One of the greatest barriers to saying "no" to what I do not want has been the terrifying, wordless secret of not knowing what it may be that I do want. How to say no without first having something to which to say yes? For decades I have searched, becoming ever more fearful that there are no answers and that there is something "wrong" with me because I have no heart, no passion in a world full of the worthy and the beautiful; inside, I believed, was only emptiness.
The solicitous have acted as guides, attempting to set my feet on the paths of strategy and goals. I have sought meaning and purpose in everything from formal religion to hobbies to academic study and voluntary work. I have attempted to create identity through labels: labels of sexuality and spirituality and more. Always I have searched for a place within the external, strangely ambiguous, communally accepted loci of belonging.
And in the end? The answer, it seems, is simply to stop. To let go. To trust. In what shall I trust? In the emptiness? Or in the expansive and mysteriously wondrous embrace of the universe? Because the emptiness, it turns out, is astonishingly full of possibility. When I write, for example, I have no conception of where the words will carry me. I do not begin with an end of mind. Instead, my fingers simply itch to touch the keyboard and a word comes. Then, perhaps, another. And only if I have the courage to release conscious control entirely, does something happen. At that point, play steps in. Play and experimentation, true thought and possibility. Because it is only then, when I have released the need to understand and achieve, when I have abandoned the need to succeed, that I truly listen.
Years ago I learned that the true art of listening is to let go of any thought of destination. To not pause to consider what my response might be: I should be prepared to sit with the uncertainty about what might come next. Listen solely to understand, to be fully present, with no thought of future. To listen is to let the response take care of itself when that time comes.
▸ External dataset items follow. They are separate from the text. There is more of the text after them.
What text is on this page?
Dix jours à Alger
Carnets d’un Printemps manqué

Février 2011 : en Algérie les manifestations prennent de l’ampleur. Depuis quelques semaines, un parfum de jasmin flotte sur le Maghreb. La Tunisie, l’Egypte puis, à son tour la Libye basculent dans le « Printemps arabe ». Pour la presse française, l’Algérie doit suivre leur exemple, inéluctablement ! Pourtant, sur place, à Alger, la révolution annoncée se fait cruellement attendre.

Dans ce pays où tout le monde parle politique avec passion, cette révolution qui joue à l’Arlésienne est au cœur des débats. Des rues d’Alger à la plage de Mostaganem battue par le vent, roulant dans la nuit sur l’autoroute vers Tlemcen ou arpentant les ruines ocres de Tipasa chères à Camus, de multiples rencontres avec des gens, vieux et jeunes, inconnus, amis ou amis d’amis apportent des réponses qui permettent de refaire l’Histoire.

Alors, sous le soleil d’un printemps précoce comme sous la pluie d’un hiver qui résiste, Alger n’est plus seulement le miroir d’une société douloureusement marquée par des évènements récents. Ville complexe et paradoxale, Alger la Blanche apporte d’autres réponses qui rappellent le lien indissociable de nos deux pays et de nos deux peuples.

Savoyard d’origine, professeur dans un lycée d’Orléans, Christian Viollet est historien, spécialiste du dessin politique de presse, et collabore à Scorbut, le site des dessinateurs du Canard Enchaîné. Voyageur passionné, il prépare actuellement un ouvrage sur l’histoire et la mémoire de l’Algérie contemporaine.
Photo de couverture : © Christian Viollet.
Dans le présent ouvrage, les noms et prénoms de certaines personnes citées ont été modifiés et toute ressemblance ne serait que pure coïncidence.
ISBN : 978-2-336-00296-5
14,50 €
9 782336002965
But it did not occur to me that I must listen also to myself, and perhaps even more crucially, to the rhythms and song of the universe, to what wants to be.
And in the end, where do the decades of search lead? The anxious, desperate desire to say "no" to that which is most toxic to my soul, without knowing what alternative there may be, fearing that there is none?
For me, meaning and purpose are found in the moment. There is no possible preparation, no goal. No expectation or outcome. No external recognition, approbation, reward or motivator. No justification or product. There is only listening. Only the restless longing for play, experimentation and thought, and the openness to follow the unseen and unsuspected. The willingness to challenge the fear of heights and leap from the cliff, trusting the universe to catch me.